All the working-class characters are virtuous and hard-working, all the women unbowed by the relentless drudgery that is their lot and all the men adoring husbands and fathers behind closed doors, however rough they may appear on the streets: strivers not skivers. All three boys show special promise and energy, and all three families note their sons’ strengths with cautious hope for a better future.
The reader guesses from the mothers’ premonitions that the boys’ involvement in the Scout movement is not going to end well and disaster comes daringly early in the book, leaving a lot of aftermath and not much resolution. Novels of aftermath depend heavily on the reader’s investment in characters, so the size of the cast here may challenge the attention of all but the closest readers.
There are interpolations from beyond Walworth. Edward Lovett, a Victorian collector whose hoard is now kept by the Wellcome Collection, stalks the streets buying charms and amulets from slum dwellers reduced to selling their most precious possessions to buy food. Lovett, in Duffy’s account, is entirely without feeling, a man who spends his days in a bank counting other people’s money and his evenings avoiding the sons he dislikes to hunt for poor people’s last treasures. The charms are passed down through families, bringing luck or protection and carrying stories of hardship until they are consumed by the capitalist collector. In case we should imagine the contrast between the loving poor and the soulless rich is coincidental, the point is hammered home. Middle-class visitors to Walworth are “poking and prying”, “shaking their heads as if they couldn’t quite believe it”.

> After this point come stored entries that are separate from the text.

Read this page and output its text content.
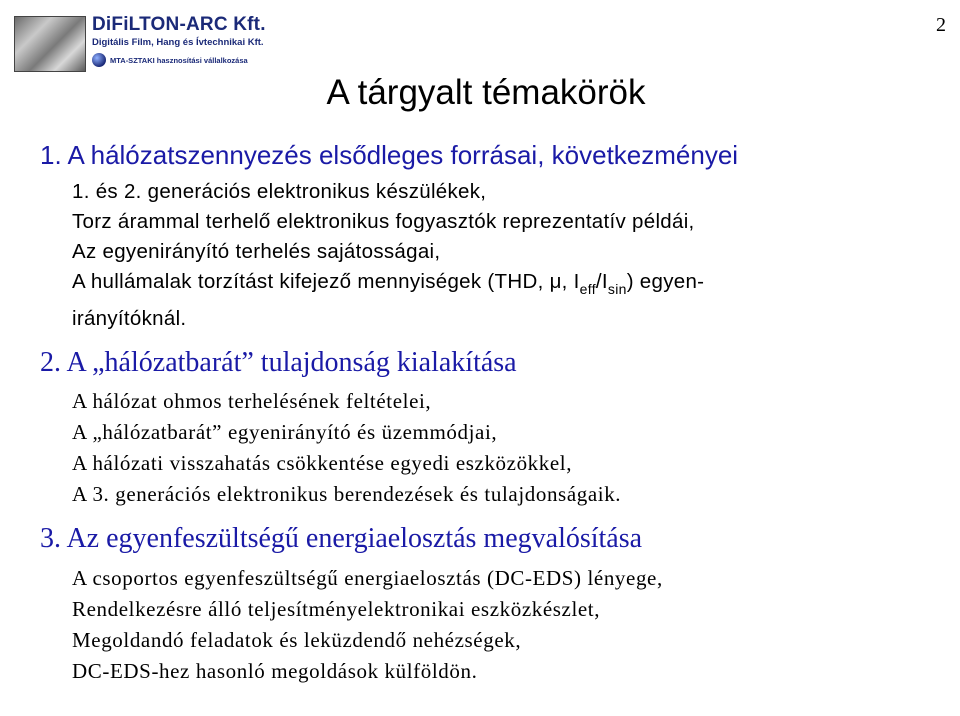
DiFiLTON-ARC Kft.
Digitális Film, Hang és Ívtechnikai Kft.
MTA-SZTAKI hasznosítási vállalkozása
2
A tárgyalt témakörök
1. A hálózatszennyezés elsődleges forrásai, következményei
1. és 2. generációs elektronikus készülékek,
Torz árammal terhelő elektronikus fogyasztók reprezentatív példái,
Az egyenirányító terhelés sajátosságai,
A hullámalak torzítást kifejező mennyiségek (THD, μ, $I_{eff}/I_{sin}$) egyen-
irányítóknál.
2. A „hálózatbarát” tulajdonság kialakítása
A hálózat ohmos terhelésének feltételei,
A „hálózatbarát” egyenirányító és üzemmódjai,
A hálózati visszahatás csökkentése egyedi eszközökkel,
A 3. generációs elektronikus berendezések és tulajdonságaik.
3. Az egyenfeszültségű energiaelosztás megvalósítása
A csoportos egyenfeszültségű energiaelosztás (DC-EDS) lényege,
Rendelkezésre álló teljesítményelektronikai eszközkészlet,
Megoldandó feladatok és leküzdendő nehézségek,
DC-EDS-hez hasonló megoldások külföldön.
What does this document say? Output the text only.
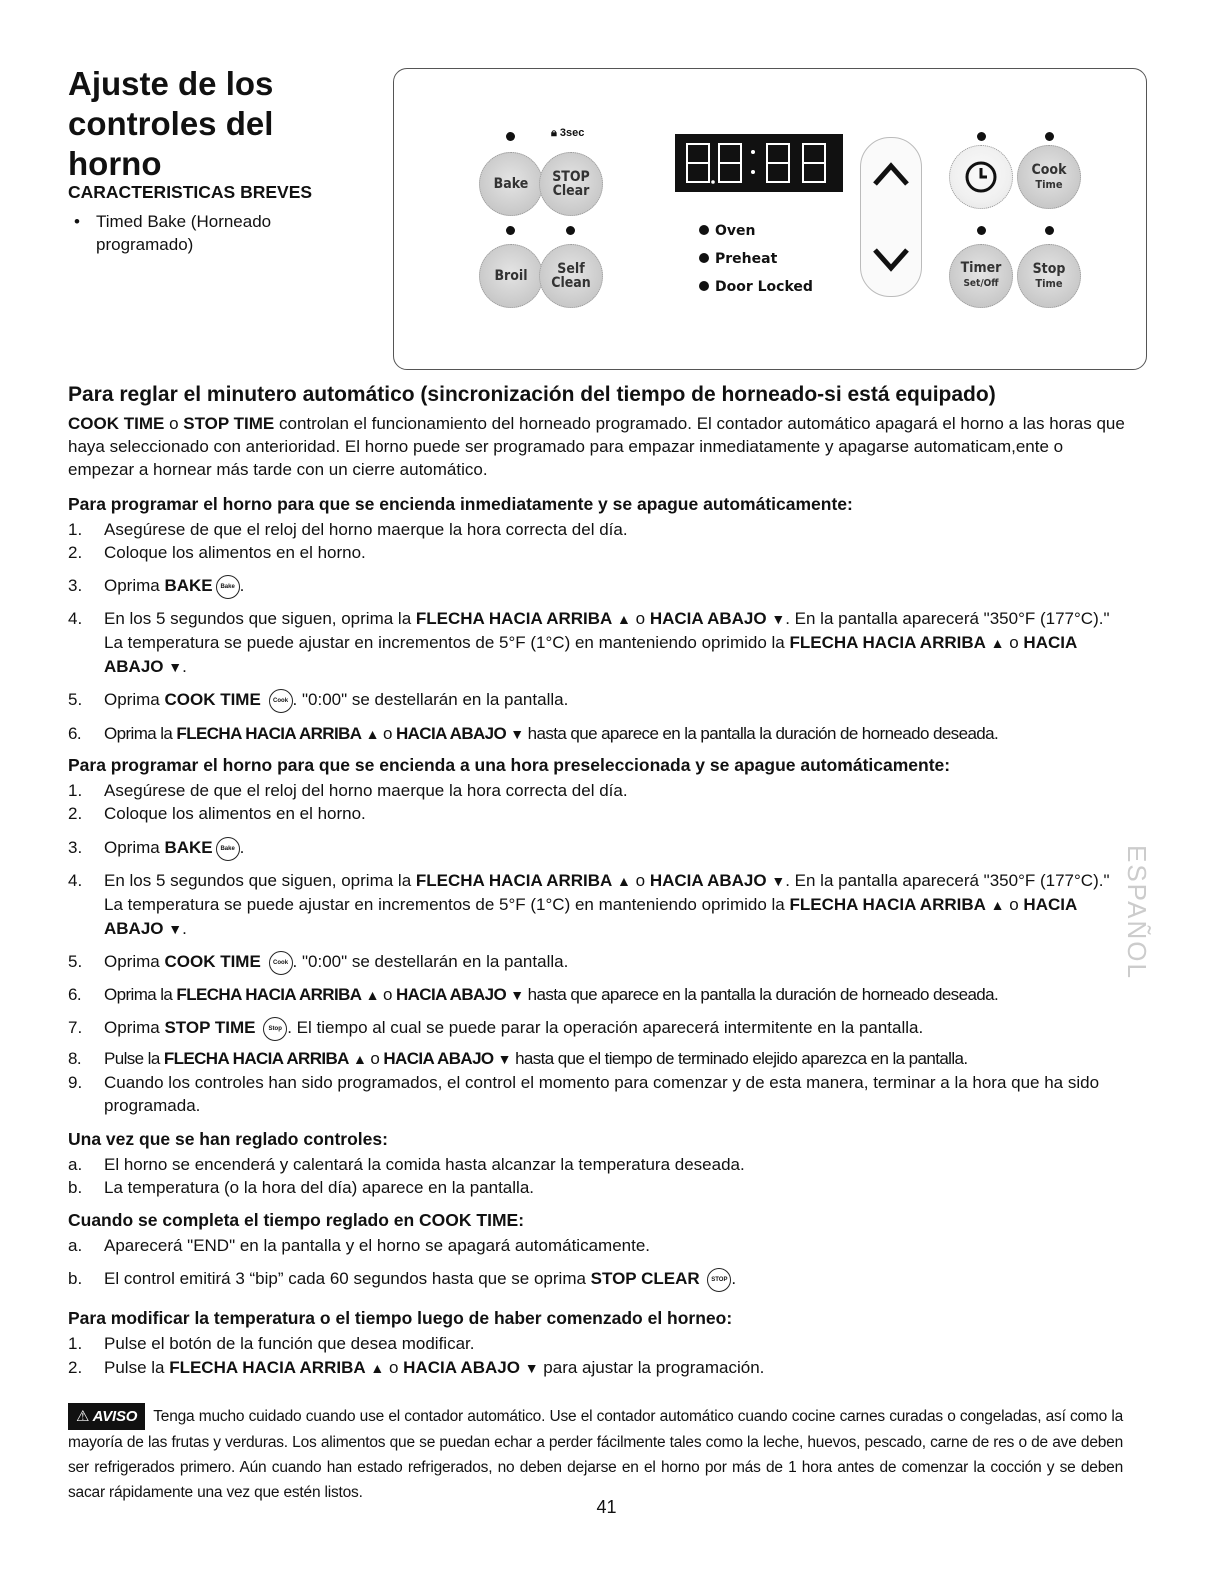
Ajuste de los controles del horno
CARACTERISTICAS BREVES
• Timed Bake (Horneado programado)
🔒︎ 3sec
Bake STOP
Clear
Broil	Self
Clean
Oven
Preheat
Door Locked
Cook
Time
Timer
Set/Off
Stop
Time
Para reglar el minutero automático (sincronización del tiempo de horneado-si está equipado)
COOK TIME o STOP TIME controlan el funcionamiento del horneado programado. El contador automático apagará el horno a las horas que haya seleccionado con anterioridad. El horno puede ser programado para empazar inmediatamente y apagarse automaticam,ente o empezar a hornear más tarde con un cierre automático.
Para programar el horno para que se encienda inmediatamente y se apague automáticamente:
1. Asegúrese de que el reloj del horno maerque la hora correcta del día.
2. Coloque los alimentos en el horno.
3. Oprima BAKE Bake .
4. En los 5 segundos que siguen, oprima la FLECHA HACIA ARRIBA ▲ o HACIA ABAJO ▼. En la pantalla aparecerá "350°F (177°C)." La temperatura se puede ajustar en incrementos de 5°F (1°C) en manteniendo oprimido la FLECHA HACIA ARRIBA ▲ o HACIA ABAJO ▼.
5. Oprima COOK TIME Cook . "0:00" se destellarán en la pantalla.
6. Oprima la FLECHA HACIA ARRIBA ▲ o HACIA ABAJO ▼ hasta que aparece en la pantalla la duración de horneado deseada.
Para programar el horno para que se encienda a una hora preseleccionada y se apague automáticamente:
1. Asegúrese de que el reloj del horno maerque la hora correcta del día.
2. Coloque los alimentos en el horno.
3. Oprima BAKE Bake .
4. En los 5 segundos que siguen, oprima la FLECHA HACIA ARRIBA ▲ o HACIA ABAJO ▼. En la pantalla aparecerá "350°F (177°C)." La temperatura se puede ajustar en incrementos de 5°F (1°C) en manteniendo oprimido la FLECHA HACIA ARRIBA ▲ o HACIA ABAJO ▼.
5. Oprima COOK TIME Cook . "0:00" se destellarán en la pantalla.
6. Oprima la FLECHA HACIA ARRIBA ▲ o HACIA ABAJO ▼ hasta que aparece en la pantalla la duración de horneado deseada.
7. Oprima STOP TIME Stop . El tiempo al cual se puede parar la operación aparecerá intermitente en la pantalla.
8. Pulse la FLECHA HACIA ARRIBA ▲ o HACIA ABAJO ▼ hasta que el tiempo de terminado elejido aparezca en la pantalla.
9. Cuando los controles han sido programados, el control el momento para comenzar y de esta manera, terminar a la hora que ha sido programada.
Una vez que se han reglado controles:
a. El horno se encenderá y calentará la comida hasta alcanzar la temperatura deseada.
b. La temperatura (o la hora del día) aparece en la pantalla.
Cuando se completa el tiempo reglado en COOK TIME:
a. Aparecerá "END" en la pantalla y el horno se apagará automáticamente.
b. El control emitirá 3 “bip” cada 60 segundos hasta que se oprima STOP CLEAR STOP .
Para modificar la temperatura o el tiempo luego de haber comenzado el horneo:
1. Pulse el botón de la función que desea modificar.
2. Pulse la FLECHA HACIA ARRIBA ▲ o HACIA ABAJO ▼ para ajustar la programación.
⚠ AVISO Tenga mucho cuidado cuando use el contador automático. Use el contador automático cuando cocine carnes curadas o congeladas, así como la mayoría de las frutas y verduras. Los alimentos que se puedan echar a perder fácilmente tales como la leche, huevos, pescado, carne de res o de ave deben ser refrigerados primero. Aún cuando han estado refrigerados, no deben dejarse en el horno por más de 1 hora antes de comenzar la cocción y se deben sacar rápidamente una vez que estén listos.
41
ESPAÑOL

One of the sources acknowledged is Round About a Pound a Week, written in 1913 by the trade unionist, Fabian and feminist Maud Pember Reeves precisely to undermine rhetoric about the deserving and undeserving poor. Duffy’s relentless insistence that the proletariat is all good and the bourgeoisie all bad is a simplification of history; it was the work of middle-class liberals – including Marx – that brought about most of the social reforms of Britain in the 19th and 20th centuries. Gavin McCrea’s recent novel Mrs Engels, addressing exactly this issue, offers a much more subtle and linguistically lively exploration of class in the Victorian city. In London Lies Beneath, flat-footed ideology combines with persistent grammatical weakness to mar an otherwise interesting novel.